ÇIKIŞ YOLLARI ARANIRKEN
Geçen Kasım ve Şubat aylarında Türkiye ekonomisinde yaşanan krizler giderek geniş bir alana yayıldı; doğrudan siyaset kurumunu içine alan bir derinlik kazandı. Şimdiye kadar karşılaşılan benzer sıkıntılar her seferinde geniş toplum kesimlerine yüklenen fedakarlıkla ve insanların önemli ölçüde fakirleşmeleri pahasına belirli sürelerde aşılmıştı. Oysa bu defaki seri halde ve tetikleyici etkiler doğurarak sürüp gidiyor. Üstelik öncekilerden farklı olarak sistemi yani siyaset kurumunun varlığını, yapısını, hatta rejimi tartışılır hale getiriyor. "Ara rejim" ve "teknokratlar hükümeti" gibi demokratik rejimle bağdaşmayan medya mahreçli projeler ciddi şekilde konuşuluyor. Sistemin işleyişiyle ilgili tahminler üzerine vadeler biçiliyor, hesaplar yapılıyor.
Yeni bir yüzyıl başlarken bütün olumsuz faktörler sanki eşzamanlı bir buluşma kararı almışçasına ülke gündemini doldurdu. Meclisten 350 civarında bir parlamenter desteğini elinde bulunduran hükümet, sayısal imkanıyla bağdaşmayan bir "yönetebilme" problemi yaşıyor.
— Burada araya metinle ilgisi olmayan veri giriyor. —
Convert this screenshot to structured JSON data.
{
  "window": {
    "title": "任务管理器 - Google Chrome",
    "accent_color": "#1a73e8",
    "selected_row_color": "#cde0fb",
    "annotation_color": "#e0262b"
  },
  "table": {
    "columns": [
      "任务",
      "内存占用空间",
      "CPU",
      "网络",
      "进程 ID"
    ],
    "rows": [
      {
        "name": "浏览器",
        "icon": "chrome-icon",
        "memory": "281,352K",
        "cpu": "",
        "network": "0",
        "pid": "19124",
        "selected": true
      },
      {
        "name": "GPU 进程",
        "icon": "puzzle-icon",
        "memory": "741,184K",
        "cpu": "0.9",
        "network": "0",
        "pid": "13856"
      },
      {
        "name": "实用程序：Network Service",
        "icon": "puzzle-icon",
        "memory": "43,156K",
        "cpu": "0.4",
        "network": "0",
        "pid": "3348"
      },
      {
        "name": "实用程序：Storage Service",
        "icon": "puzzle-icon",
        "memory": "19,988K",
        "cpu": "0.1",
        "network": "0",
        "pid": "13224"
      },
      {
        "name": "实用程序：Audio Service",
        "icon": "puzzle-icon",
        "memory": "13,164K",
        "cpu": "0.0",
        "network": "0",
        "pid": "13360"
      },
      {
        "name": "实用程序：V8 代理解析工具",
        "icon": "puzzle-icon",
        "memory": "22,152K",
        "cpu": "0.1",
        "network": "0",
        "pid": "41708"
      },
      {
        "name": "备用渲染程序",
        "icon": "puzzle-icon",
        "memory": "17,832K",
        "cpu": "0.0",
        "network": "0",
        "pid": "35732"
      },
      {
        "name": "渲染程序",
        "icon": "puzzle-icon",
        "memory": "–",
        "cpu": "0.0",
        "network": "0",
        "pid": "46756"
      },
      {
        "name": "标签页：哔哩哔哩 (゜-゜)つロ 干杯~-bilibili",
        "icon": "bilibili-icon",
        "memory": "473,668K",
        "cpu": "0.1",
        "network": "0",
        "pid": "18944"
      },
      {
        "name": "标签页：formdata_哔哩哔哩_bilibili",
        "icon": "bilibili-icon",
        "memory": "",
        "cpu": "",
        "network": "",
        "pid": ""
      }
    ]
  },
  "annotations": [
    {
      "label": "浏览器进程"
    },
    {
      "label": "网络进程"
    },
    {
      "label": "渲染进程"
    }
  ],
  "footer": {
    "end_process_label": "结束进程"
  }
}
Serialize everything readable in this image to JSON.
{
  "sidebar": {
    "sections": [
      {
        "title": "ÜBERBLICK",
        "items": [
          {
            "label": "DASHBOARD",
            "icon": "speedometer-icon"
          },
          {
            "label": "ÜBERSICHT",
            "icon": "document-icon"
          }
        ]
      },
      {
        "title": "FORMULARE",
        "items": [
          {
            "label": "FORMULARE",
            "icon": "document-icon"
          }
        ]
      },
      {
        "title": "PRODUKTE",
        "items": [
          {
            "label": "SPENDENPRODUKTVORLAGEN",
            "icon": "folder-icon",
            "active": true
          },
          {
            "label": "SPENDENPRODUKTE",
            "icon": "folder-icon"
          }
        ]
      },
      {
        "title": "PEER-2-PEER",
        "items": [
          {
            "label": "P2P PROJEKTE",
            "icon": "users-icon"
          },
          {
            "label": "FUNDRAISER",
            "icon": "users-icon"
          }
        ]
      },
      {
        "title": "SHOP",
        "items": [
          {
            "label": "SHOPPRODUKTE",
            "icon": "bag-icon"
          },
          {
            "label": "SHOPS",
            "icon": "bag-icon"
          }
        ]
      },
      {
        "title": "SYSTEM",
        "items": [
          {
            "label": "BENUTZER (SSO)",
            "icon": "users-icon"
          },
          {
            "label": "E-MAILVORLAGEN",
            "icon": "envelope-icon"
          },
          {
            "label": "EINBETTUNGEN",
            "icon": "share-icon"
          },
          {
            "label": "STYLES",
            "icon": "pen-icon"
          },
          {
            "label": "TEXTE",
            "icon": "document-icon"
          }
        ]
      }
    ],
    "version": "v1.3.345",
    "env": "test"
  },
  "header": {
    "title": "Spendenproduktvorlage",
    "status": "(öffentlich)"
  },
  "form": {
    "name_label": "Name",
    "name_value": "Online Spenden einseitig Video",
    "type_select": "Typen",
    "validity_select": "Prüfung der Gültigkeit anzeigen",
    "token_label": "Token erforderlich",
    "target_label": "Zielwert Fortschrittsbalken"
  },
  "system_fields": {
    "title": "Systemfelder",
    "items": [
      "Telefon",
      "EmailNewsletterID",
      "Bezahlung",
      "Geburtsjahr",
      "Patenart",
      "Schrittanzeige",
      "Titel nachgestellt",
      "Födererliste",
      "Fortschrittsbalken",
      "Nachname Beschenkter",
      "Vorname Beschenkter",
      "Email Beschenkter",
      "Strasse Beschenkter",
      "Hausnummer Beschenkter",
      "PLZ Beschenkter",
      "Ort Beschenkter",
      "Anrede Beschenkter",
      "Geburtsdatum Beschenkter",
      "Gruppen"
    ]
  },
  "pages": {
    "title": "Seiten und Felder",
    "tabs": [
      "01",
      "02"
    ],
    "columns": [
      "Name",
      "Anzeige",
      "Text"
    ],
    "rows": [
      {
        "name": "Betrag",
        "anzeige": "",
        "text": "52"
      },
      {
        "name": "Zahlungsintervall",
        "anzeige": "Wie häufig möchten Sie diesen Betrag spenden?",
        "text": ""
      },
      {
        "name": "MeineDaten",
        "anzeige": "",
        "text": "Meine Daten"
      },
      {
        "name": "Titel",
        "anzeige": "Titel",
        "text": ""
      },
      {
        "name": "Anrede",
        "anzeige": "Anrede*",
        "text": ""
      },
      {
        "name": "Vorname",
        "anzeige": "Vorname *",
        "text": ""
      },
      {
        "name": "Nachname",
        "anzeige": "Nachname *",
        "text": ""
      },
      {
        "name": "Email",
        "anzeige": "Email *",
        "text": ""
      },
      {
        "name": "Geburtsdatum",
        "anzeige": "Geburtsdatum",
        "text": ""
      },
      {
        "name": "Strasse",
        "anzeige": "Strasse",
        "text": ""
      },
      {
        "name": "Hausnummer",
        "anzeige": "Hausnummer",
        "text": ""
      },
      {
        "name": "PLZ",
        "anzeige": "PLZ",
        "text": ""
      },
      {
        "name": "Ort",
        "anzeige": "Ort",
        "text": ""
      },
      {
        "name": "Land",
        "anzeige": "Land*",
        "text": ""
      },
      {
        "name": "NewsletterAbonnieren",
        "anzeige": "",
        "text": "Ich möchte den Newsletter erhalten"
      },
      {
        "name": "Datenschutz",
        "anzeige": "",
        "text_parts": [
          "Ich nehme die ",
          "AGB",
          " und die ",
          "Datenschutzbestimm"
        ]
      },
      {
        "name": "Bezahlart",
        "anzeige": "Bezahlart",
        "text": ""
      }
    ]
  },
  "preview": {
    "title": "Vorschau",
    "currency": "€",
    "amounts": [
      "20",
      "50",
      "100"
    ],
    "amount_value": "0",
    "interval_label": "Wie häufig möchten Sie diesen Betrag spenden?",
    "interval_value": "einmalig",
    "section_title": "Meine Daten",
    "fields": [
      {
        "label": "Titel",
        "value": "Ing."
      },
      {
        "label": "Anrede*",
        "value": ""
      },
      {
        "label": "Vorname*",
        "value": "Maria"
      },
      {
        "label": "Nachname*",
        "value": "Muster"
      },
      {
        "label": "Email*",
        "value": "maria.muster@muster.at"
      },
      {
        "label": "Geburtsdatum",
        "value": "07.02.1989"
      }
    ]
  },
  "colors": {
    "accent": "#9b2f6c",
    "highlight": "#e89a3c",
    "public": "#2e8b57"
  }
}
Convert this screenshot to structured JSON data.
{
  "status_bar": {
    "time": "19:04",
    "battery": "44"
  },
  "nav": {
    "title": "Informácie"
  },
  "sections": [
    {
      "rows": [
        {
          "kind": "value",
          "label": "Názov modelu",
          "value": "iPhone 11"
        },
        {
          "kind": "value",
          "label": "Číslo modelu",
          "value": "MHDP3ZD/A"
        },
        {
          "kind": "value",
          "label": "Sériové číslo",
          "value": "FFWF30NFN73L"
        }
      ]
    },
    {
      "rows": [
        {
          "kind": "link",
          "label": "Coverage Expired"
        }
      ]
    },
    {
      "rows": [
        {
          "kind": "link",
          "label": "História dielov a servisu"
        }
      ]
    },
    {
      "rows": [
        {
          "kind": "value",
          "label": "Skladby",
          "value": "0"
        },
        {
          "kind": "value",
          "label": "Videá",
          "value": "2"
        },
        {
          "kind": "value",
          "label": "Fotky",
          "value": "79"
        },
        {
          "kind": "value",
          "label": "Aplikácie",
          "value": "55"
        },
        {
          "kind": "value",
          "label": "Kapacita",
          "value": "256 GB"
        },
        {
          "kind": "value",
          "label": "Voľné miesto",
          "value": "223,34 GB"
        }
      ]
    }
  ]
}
Bunda Başbakanın fiziki durumunun birinci derecede etkili olduğu bir türlü kabul edilmek istenmiyor. Yaşanan olağanüstü kritik şartlarla orantılı olarak Başbakanın yoğun bir mesai sergilemesi, iç ve dış çevrelerle sürekli temas halinde bulunması, görüşüp konuşması, bürokrasiyi derleyip toparlayacak, yönlendirecek girişimlerde bulunması her zamandan fazla gereklidir. Çünkü bu bir taraftan devlet mekanizmasını diri ve canlı şekilde çalıştırmak, diğer taraftan yaşanılan ortamda en fazla eksikliği hissedilen "güven" ve "istikrar" ı sağlamak açısından hayati önem taşımaktadır. Bunlar sağlanmayınca, hükümetin sürdürülebilmesi hususunda kuşkular yoğunlaşıyor ve böyle zamanlarda ilk hatırlanan tedbirlerin başında gelen "erken genel seçim" talepleri gündeme geliyor.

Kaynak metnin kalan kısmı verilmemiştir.